10. Berachain concede ai VC una clausola di rimborso “senza rischio”: il precedente pericoloso

Il fondo Nova Digital ottiene la protezione totale del capitale, mettendo in dubbio l’equità della raccolta fondi

Il 25 novembre, Unchained ha rivelato che Berachain ha concesso al fondo Nova Digital di Brevan Howard una clausola speciale di rimborso nella serie B, rendendo l’investimento di 25 milioni di dollari praticamente “senza rischio”. Il co-fondatore di Berachain, Smokey the Bera, ha negato l’accuratezza del report, sottolineando che Brevan Howard rimane uno dei principali investitori e che la clausola serve solo come protezione nel caso il token non venga lanciato.

I dettagli rivelati: Nova Digital ha investito 25 milioni nel marzo 2024, acquistando BERA a 3 dollari per token. Come co-lead del round B, il fondo ha ottenuto, tramite side agreement, il diritto di chiedere il rimborso totale entro un anno dal Token Generation Event. Se il prezzo di BERA fosse deludente, Nova Digital avrebbe potuto richiedere il rimborso integrale entro il 6 febbraio 2026.

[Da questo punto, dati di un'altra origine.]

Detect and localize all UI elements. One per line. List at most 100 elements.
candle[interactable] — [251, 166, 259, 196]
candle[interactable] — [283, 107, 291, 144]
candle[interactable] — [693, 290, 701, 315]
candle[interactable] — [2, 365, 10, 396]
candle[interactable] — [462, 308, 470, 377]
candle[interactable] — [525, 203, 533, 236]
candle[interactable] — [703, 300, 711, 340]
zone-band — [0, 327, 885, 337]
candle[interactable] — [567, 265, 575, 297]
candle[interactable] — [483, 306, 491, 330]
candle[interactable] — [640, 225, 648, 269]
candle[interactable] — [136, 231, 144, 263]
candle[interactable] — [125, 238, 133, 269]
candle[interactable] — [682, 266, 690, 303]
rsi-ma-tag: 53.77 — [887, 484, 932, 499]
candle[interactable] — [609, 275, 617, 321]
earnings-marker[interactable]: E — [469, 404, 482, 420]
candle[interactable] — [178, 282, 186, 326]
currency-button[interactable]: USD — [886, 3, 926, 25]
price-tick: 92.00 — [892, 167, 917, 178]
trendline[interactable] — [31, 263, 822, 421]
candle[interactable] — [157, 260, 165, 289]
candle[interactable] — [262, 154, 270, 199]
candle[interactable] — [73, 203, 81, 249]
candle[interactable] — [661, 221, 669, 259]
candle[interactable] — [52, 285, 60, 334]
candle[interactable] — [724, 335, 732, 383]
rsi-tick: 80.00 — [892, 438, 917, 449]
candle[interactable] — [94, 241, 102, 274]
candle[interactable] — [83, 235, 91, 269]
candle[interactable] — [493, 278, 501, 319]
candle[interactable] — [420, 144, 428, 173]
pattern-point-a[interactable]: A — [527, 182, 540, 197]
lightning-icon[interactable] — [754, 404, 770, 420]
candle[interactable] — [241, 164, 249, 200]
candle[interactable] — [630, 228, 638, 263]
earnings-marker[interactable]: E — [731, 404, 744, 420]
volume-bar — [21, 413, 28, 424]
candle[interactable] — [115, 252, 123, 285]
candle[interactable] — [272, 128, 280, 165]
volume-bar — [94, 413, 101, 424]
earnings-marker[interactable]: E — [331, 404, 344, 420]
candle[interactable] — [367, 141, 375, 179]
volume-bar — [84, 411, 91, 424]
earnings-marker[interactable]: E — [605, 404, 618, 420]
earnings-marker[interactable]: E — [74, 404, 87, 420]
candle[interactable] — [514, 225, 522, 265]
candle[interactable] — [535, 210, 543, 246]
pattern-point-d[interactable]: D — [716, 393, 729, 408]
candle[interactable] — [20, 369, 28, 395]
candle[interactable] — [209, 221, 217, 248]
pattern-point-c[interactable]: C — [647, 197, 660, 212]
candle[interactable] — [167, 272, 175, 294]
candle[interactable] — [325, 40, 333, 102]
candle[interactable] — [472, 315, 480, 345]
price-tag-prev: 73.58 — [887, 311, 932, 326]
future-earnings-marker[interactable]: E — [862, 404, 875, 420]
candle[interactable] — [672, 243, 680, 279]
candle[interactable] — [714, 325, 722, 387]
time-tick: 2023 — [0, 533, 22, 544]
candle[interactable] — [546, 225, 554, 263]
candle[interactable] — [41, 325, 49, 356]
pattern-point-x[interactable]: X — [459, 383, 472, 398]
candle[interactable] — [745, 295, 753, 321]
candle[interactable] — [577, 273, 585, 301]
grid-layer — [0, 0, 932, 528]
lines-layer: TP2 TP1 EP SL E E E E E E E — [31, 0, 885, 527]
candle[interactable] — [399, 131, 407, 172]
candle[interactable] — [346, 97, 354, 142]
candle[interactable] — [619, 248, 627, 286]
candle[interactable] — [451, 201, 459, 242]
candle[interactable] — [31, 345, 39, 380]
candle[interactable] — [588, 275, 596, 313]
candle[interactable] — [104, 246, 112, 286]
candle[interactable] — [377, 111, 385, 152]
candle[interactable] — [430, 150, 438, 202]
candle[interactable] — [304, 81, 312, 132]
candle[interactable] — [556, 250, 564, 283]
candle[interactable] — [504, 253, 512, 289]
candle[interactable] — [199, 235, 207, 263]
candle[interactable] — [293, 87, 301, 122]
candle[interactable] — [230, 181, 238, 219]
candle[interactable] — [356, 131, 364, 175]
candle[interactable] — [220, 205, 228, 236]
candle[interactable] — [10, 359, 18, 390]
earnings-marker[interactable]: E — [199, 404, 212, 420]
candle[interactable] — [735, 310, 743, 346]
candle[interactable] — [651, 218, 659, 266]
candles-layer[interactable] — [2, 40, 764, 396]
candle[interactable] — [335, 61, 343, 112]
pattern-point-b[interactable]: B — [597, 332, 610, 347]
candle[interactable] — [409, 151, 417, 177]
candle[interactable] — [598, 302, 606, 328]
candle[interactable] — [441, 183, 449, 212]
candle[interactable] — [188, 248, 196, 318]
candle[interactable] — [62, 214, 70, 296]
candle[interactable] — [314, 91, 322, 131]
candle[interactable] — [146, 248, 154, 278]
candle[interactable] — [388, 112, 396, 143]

Un altro punto controverso: gli altri investitori della serie B non sono stati informati di questa clausola. Due investitori anonimi hanno rivelato di non essere stati messi al corrente, sollevando questioni sulla violazione delle regole di disclosure previste dalle leggi sui titoli.

Il verdetto finale: Se questo comportamento di Berachain fosse confermato, rappresenterebbe uno sfruttamento della reputazione di Nova Digital, raschiando i limiti della frode vera e propria. La domanda provocatoria rimane: pensi ancora che il Web3 non abbia bisogno di una regolamentazione più severa?


Conclusione: le lezioni che il Web3 continua a offrire

Dalle meme coin presidenziali ai founder che spariscono, dai misteri legali ai reverse merger falliti, il 2025 ha dimostrato che l’industria crypto non ha perso la sua capacità di sorprendere e sconcertare. Se il 2022 ci ha insegnato a non inviare fondi all’indirizzo sbagliato, il 2025 ci insegna che l’assurdità ha semplicemente evoluto la sua forma: da errori tecnici banali a schemi umani complessi, frodi orchestrate e sistemi manipolabili.

La vera lezione? Non è che il Web3 sia irrimediabilmente corrotto. È che senza trasparenza, accountability e strutture di governance solide, anche i migliori progetti possono crollare sotto il peso dell’umana imperfettabilità.